It's not RAM in the form of SIMMs or DIMMs, though, it's RAM embedded into the chip (like everything else; the A4 is a System-on-a-Chip), meaning that it's basically an L3 cache: it suffers from heat dissipation and placement issues just like the L1 and L2 caches do.
The real question is whether Apple has designed the A4 with an external memory bus that's currently not being put to use, and which would allow for future expansion in the "iPad 4G·S" or somesuch equivalent. It would actually be a very clever game-theoretic strategy to constrain the memory at first.
If Apple had instead released this first iPad without multitasking but with 2GB of RAM (or even more; it could certainly all fit in the case, and RAM doesn't really impact battery life) developers would be sloppy and use as much of it as they wanted, disallowing their apps from ever being multitasked in the future.
However, constraining memory to 256MB at first forces developers to write apps that only use that much. Later, Apple can release the 2GB model, and it would suddenly be possible to multitask 8 or more of the 256MB-model apps at once. (Of course, also making provisions for new "fat" 2GB apps.)
I'm really completely out of my depth here, but if that were the case, I wonder if you could mostly eliminate the Flash memory, except for the OS. Would there be cost or performance advantages in doing so? I mean, it would suck to lose 64GB worth of stuff if the battery ever died, but the battery's locked in there, and you could put in some kind of backup button-battery... maybe that added complexity would negate any cost or performance advantages.

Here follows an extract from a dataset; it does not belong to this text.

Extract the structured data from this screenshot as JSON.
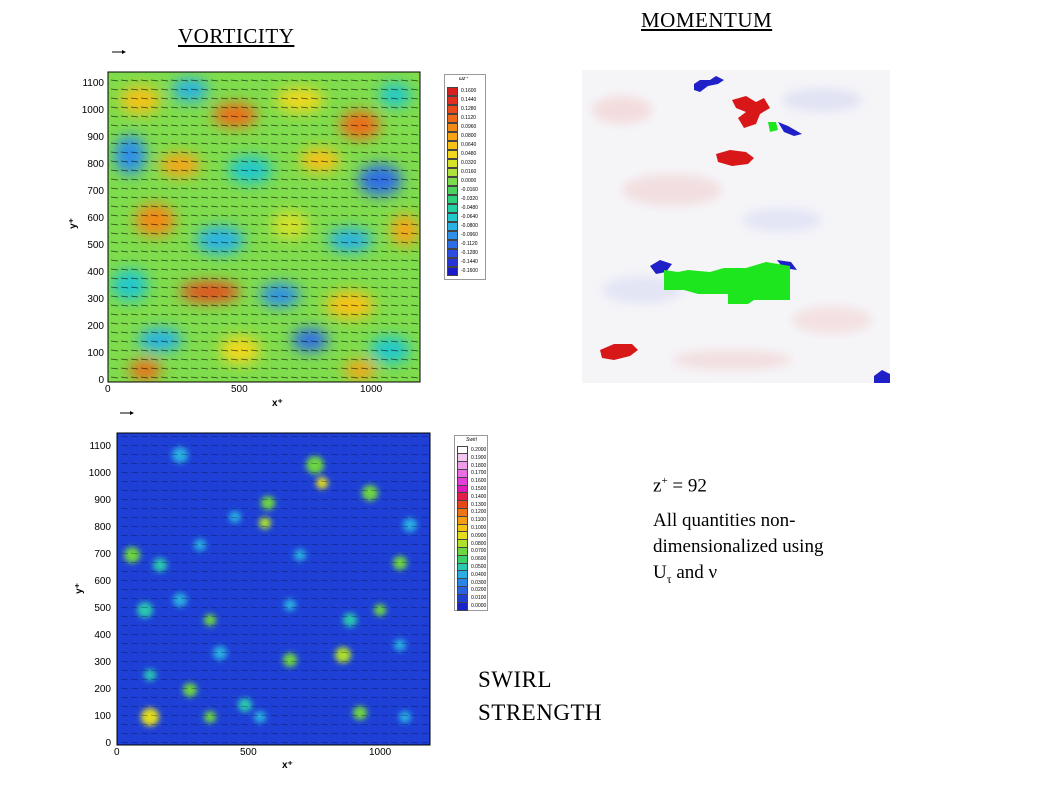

If the ram could be refreshed in this manner with only a button battery wouldn't motherboard manufacturers put them on normal computers and save the state of memory in case of power loss? That is a feature that I would like to have. on my MacBook pro that I put to sleep it will drain the large battery fairly quick. I think that refreshing the memory is actually a fairly power intensive thing to do in practice.
The lack of ram means that in-memory cache for the browser is limited (to zero?), which limits performance.
The cost of ram seems so small (a few dollars per GB in bulk) to a software developer - is the cost energy consumption or ???